Learn about the challenge

This is why it’s important

Our solution and its purpose

This initiative is designed to reverse deforestation and ecosystem degradation in the Amazon rainforest of Ecuador by the complementary integration of Amazonian vanilla plants into 4,000 hectares of polycrop agroforestry systems that are owned and controlled by indigenous smallholder farmers.

Together with our partnering indigenous community associations from Amazonian Ecuador, we identified considerable bioeconomic potential for endangered Amazonian vanilla orchids and the Amazon ecosystem. Vanilla orchids are shade-growing plants that wrap themselves around endemic trees in a symbiotic relationship. This encourages indigenous smallholder farmers to keep and plant local trees instead of clearing forests for cattle ranching or mono-crop agriculture. As the second-most expensive spice in the world, vanilla can have a significant bioeconomic impact for local smallholder farmers to increase and diversify their income, protect the megadiverse ecosystems of Amazonian Ecuador, and facilitate new opportunities for inclusive and independent indigenous community enterprises to operate disintermediated value chains.

What’s the impact?

By using a stakeholder-centered, multidimensional monitoring and evaluation system that collects and analyses data from 4,000 associated smallholder farmers who are organized in three indigenous community associations. We use the Sustainable Development Goals (SDGs) as well as B Lab Impact Assessment as guiding frameworks to measure our impact on a broad range of different metrics (including, for example, economic income development, number of communities served, families assisted, plants and trees planted, and many others).

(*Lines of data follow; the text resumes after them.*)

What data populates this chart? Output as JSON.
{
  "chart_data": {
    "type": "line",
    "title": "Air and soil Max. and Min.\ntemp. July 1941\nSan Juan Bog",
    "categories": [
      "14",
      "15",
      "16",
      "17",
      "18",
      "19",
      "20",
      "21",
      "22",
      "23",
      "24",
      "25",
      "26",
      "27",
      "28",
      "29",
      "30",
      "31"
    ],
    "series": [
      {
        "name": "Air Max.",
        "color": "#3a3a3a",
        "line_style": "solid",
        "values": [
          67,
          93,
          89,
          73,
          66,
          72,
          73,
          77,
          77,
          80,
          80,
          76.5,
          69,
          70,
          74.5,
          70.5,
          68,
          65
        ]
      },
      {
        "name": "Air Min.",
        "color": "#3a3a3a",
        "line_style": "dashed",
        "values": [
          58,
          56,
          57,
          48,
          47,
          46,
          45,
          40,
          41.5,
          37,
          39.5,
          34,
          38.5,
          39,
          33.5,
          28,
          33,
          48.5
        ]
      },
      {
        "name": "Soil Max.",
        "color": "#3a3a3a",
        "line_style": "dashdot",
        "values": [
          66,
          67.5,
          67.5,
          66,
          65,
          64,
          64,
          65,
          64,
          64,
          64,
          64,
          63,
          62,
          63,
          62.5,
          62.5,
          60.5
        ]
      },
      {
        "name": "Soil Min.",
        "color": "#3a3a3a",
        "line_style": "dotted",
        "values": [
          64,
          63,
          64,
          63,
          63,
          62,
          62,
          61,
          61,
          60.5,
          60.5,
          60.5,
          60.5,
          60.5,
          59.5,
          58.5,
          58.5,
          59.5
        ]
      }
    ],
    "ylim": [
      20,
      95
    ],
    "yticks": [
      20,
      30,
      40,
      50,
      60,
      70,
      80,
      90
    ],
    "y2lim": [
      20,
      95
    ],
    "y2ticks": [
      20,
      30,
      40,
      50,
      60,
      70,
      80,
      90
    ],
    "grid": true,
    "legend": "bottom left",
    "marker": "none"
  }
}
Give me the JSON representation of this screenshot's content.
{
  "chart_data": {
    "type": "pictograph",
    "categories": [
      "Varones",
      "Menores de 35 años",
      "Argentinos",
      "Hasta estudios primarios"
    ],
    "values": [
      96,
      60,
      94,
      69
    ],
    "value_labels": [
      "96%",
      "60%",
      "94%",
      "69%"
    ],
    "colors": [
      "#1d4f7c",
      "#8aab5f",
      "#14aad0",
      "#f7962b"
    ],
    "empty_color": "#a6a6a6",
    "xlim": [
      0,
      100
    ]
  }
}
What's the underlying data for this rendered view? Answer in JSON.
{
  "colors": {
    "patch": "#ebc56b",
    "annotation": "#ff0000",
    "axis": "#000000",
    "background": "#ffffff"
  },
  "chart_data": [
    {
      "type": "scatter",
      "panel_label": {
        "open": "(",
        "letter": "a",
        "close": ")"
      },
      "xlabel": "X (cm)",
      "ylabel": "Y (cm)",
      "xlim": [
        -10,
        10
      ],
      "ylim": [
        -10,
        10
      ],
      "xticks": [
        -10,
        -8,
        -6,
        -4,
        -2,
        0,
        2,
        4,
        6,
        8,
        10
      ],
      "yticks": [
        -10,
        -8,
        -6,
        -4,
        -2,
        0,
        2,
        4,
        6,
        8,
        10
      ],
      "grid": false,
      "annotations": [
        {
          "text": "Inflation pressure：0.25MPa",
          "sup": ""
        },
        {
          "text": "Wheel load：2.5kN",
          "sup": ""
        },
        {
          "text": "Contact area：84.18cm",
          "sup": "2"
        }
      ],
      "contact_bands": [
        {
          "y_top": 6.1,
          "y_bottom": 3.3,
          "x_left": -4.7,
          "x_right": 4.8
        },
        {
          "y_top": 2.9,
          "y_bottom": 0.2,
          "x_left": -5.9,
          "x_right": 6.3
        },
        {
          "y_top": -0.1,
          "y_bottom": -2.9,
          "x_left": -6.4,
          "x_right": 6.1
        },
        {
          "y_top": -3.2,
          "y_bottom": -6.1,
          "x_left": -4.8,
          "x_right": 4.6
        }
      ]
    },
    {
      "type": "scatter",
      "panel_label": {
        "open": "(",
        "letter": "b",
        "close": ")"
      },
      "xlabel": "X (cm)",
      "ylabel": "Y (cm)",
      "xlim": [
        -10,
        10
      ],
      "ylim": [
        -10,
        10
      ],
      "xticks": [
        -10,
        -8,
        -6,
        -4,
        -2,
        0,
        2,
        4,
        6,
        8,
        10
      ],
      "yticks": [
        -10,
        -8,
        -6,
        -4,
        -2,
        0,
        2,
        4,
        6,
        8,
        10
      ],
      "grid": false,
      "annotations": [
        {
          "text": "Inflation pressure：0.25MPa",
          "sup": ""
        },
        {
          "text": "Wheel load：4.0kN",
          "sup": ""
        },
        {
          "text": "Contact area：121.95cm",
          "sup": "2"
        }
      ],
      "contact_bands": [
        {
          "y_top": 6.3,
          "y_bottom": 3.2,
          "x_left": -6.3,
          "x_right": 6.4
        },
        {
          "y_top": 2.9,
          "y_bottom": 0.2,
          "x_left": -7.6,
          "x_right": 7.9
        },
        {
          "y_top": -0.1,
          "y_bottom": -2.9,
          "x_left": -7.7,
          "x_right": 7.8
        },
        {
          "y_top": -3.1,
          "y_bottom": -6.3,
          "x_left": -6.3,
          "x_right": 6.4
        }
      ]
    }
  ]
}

Vision for the next 5-10 years

We will gradually increase the amount of vanilla integrated into Amazonian agroforestry systems in line with the capacity building of 4,000 associated smallholder farmers who are organized in three community associations. Under consideration of a sustainable development model, the project will gradually move from the integration of 6,000 vanilla plants on 100 hectares of existing agroforestry systems in 2021, to 72,000 plants on 1,200 hectares in2026. This will total 240,000 vanilla plants on 4,000 hectares by 2026, generating an annual volume of 100 tons of black vanilla that can be commercialized through disintermediated value chains in long-term partnerships with responsible and committed international clients.

We define success by the number of families we can pull out of poverty and economic dependence, the hectares of Amazonian territory that can be reforested and protected, as well as the levels of technical and commercial capacity, skill development, female leadership, and gender equality.